Dans une page de mon carnet personnalisé j’écris environ 320 mots. Ma page de carnet est mon gabarit pour écrire, puisque, tout ce que j’écris, je commence par l’écrire dans mon carnet avant de le recopier dans mon ordinateur.
Dans le passé, je dictais directement dans mon ordinateur, c’était rapide et je dictais plusieurs milliers de mots par jour. Mais, lorsque je pratiquais une réécriture c’était vraiment galère. Alors je réécrivais très peu, ce qui à la longue c’est avéré très frustrant, car, je constatais que des améliorations importantes pouvaient être réalisées, mais, cela m’ennuyait et je ne faisais pas.
Petit à petit, j’ai ressenti le besoin d’écrire à nouveau complètement certaines histoires, car, elles ne me donnaient pas du tout satisfaction. Puis un jour, j’ai finalement pris la décision de changer de méthode de travail.
Le carnet ne permettait pas d’écrire aussi vite que la dictée dans l’ordinateur, mais, il représentait un avantage énorme : j’en avais toujours un sur moi, pas toujours de la même taille, mais qui me permettait de noter ce que je voulais.
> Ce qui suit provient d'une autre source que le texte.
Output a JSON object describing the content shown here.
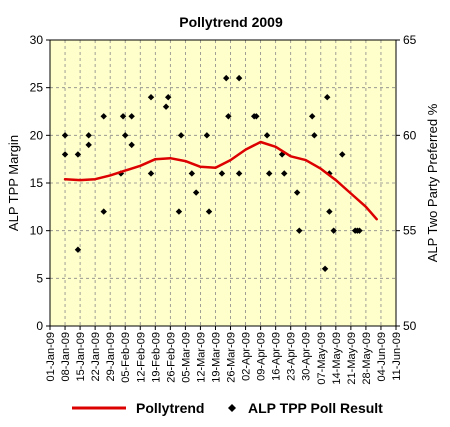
{
  "chart_data": {
    "type": "line",
    "title": "Pollytrend 2009",
    "ylabel": "ALP TPP Margin",
    "y2label": "ALP Two Party Preferred %",
    "ylim": [
      0,
      30
    ],
    "y2lim": [
      50,
      65
    ],
    "yticks": [
      0,
      5,
      10,
      15,
      20,
      25,
      30
    ],
    "y2ticks": [
      50,
      55,
      60,
      65
    ],
    "xlim": [
      "2009-01-01",
      "2009-06-11"
    ],
    "x_tick_labels": [
      "01-Jan-09",
      "08-Jan-09",
      "15-Jan-09",
      "22-Jan-09",
      "29-Jan-09",
      "05-Feb-09",
      "12-Feb-09",
      "19-Feb-09",
      "26-Feb-09",
      "05-Mar-09",
      "12-Mar-09",
      "19-Mar-09",
      "26-Mar-09",
      "02-Apr-09",
      "09-Apr-09",
      "16-Apr-09",
      "23-Apr-09",
      "30-Apr-09",
      "07-May-09",
      "14-May-09",
      "21-May-09",
      "28-May-09",
      "04-Jun-09",
      "11-Jun-09"
    ],
    "grid": true,
    "plot_background": "#ffffcc",
    "legend_position": "bottom",
    "series": [
      {
        "name": "Pollytrend",
        "kind": "line",
        "color": "#dd0000",
        "points": [
          {
            "x": "2009-01-08",
            "y": 15.4
          },
          {
            "x": "2009-01-15",
            "y": 15.3
          },
          {
            "x": "2009-01-22",
            "y": 15.4
          },
          {
            "x": "2009-01-29",
            "y": 15.8
          },
          {
            "x": "2009-02-05",
            "y": 16.3
          },
          {
            "x": "2009-02-12",
            "y": 16.8
          },
          {
            "x": "2009-02-19",
            "y": 17.5
          },
          {
            "x": "2009-02-26",
            "y": 17.6
          },
          {
            "x": "2009-03-05",
            "y": 17.3
          },
          {
            "x": "2009-03-12",
            "y": 16.7
          },
          {
            "x": "2009-03-19",
            "y": 16.6
          },
          {
            "x": "2009-03-26",
            "y": 17.4
          },
          {
            "x": "2009-04-02",
            "y": 18.5
          },
          {
            "x": "2009-04-09",
            "y": 19.3
          },
          {
            "x": "2009-04-16",
            "y": 18.8
          },
          {
            "x": "2009-04-23",
            "y": 17.8
          },
          {
            "x": "2009-04-30",
            "y": 17.4
          },
          {
            "x": "2009-05-07",
            "y": 16.5
          },
          {
            "x": "2009-05-14",
            "y": 15.3
          },
          {
            "x": "2009-05-21",
            "y": 13.9
          },
          {
            "x": "2009-05-28",
            "y": 12.5
          },
          {
            "x": "2009-06-02",
            "y": 11.2
          }
        ]
      },
      {
        "name": "ALP TPP Poll Result",
        "kind": "scatter",
        "color": "#000000",
        "points": [
          {
            "x": "2009-01-08",
            "y": 20
          },
          {
            "x": "2009-01-08",
            "y": 18
          },
          {
            "x": "2009-01-14",
            "y": 8
          },
          {
            "x": "2009-01-14",
            "y": 18
          },
          {
            "x": "2009-01-19",
            "y": 20
          },
          {
            "x": "2009-01-19",
            "y": 19
          },
          {
            "x": "2009-01-26",
            "y": 22
          },
          {
            "x": "2009-01-26",
            "y": 12
          },
          {
            "x": "2009-02-03",
            "y": 16
          },
          {
            "x": "2009-02-04",
            "y": 22
          },
          {
            "x": "2009-02-05",
            "y": 20
          },
          {
            "x": "2009-02-08",
            "y": 22
          },
          {
            "x": "2009-02-08",
            "y": 19
          },
          {
            "x": "2009-02-17",
            "y": 24
          },
          {
            "x": "2009-02-17",
            "y": 16
          },
          {
            "x": "2009-02-24",
            "y": 23
          },
          {
            "x": "2009-02-25",
            "y": 24
          },
          {
            "x": "2009-03-02",
            "y": 12
          },
          {
            "x": "2009-03-03",
            "y": 20
          },
          {
            "x": "2009-03-08",
            "y": 16
          },
          {
            "x": "2009-03-10",
            "y": 14
          },
          {
            "x": "2009-03-15",
            "y": 20
          },
          {
            "x": "2009-03-16",
            "y": 12
          },
          {
            "x": "2009-03-22",
            "y": 16
          },
          {
            "x": "2009-03-24",
            "y": 26
          },
          {
            "x": "2009-03-25",
            "y": 22
          },
          {
            "x": "2009-03-30",
            "y": 26
          },
          {
            "x": "2009-03-30",
            "y": 16
          },
          {
            "x": "2009-04-06",
            "y": 22
          },
          {
            "x": "2009-04-07",
            "y": 22
          },
          {
            "x": "2009-04-12",
            "y": 20
          },
          {
            "x": "2009-04-13",
            "y": 16
          },
          {
            "x": "2009-04-19",
            "y": 18
          },
          {
            "x": "2009-04-20",
            "y": 16
          },
          {
            "x": "2009-04-26",
            "y": 14
          },
          {
            "x": "2009-04-27",
            "y": 10
          },
          {
            "x": "2009-05-03",
            "y": 22
          },
          {
            "x": "2009-05-04",
            "y": 20
          },
          {
            "x": "2009-05-09",
            "y": 6
          },
          {
            "x": "2009-05-10",
            "y": 24
          },
          {
            "x": "2009-05-11",
            "y": 12
          },
          {
            "x": "2009-05-11",
            "y": 16
          },
          {
            "x": "2009-05-13",
            "y": 10
          },
          {
            "x": "2009-05-17",
            "y": 18
          },
          {
            "x": "2009-05-23",
            "y": 10
          },
          {
            "x": "2009-05-24",
            "y": 10
          },
          {
            "x": "2009-05-25",
            "y": 10
          }
        ]
      }
    ]
  }
}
En dictant ensuite mon texte je le réécrivais plus facilement. Rapidement, j’ai choisi un format qui rentrait dans toutes mes poches, aussi bien la poche intérieure d’une veste de costume que celle d’un blouson. Puis, très vite j’ai opté pour un format qui correspondait à mon rythme d’écriture. Comme je ne le trouvais pas dans le commerce, j’ai opté pour une fabrication artisanale de mon cru. Depuis je fabrique mes carnets moi-même.
Je disposais de ramettes de papier A4, d’un massicot de bureau et d’une agrafeuse à long bras pour faire des piqures à cheval, il ne me restait plus qu’à trouver le format.
Après quelques essais, j’ai constaté que des feuilles de carnet de 11cm par 21 était ce qui me convenait le mieux.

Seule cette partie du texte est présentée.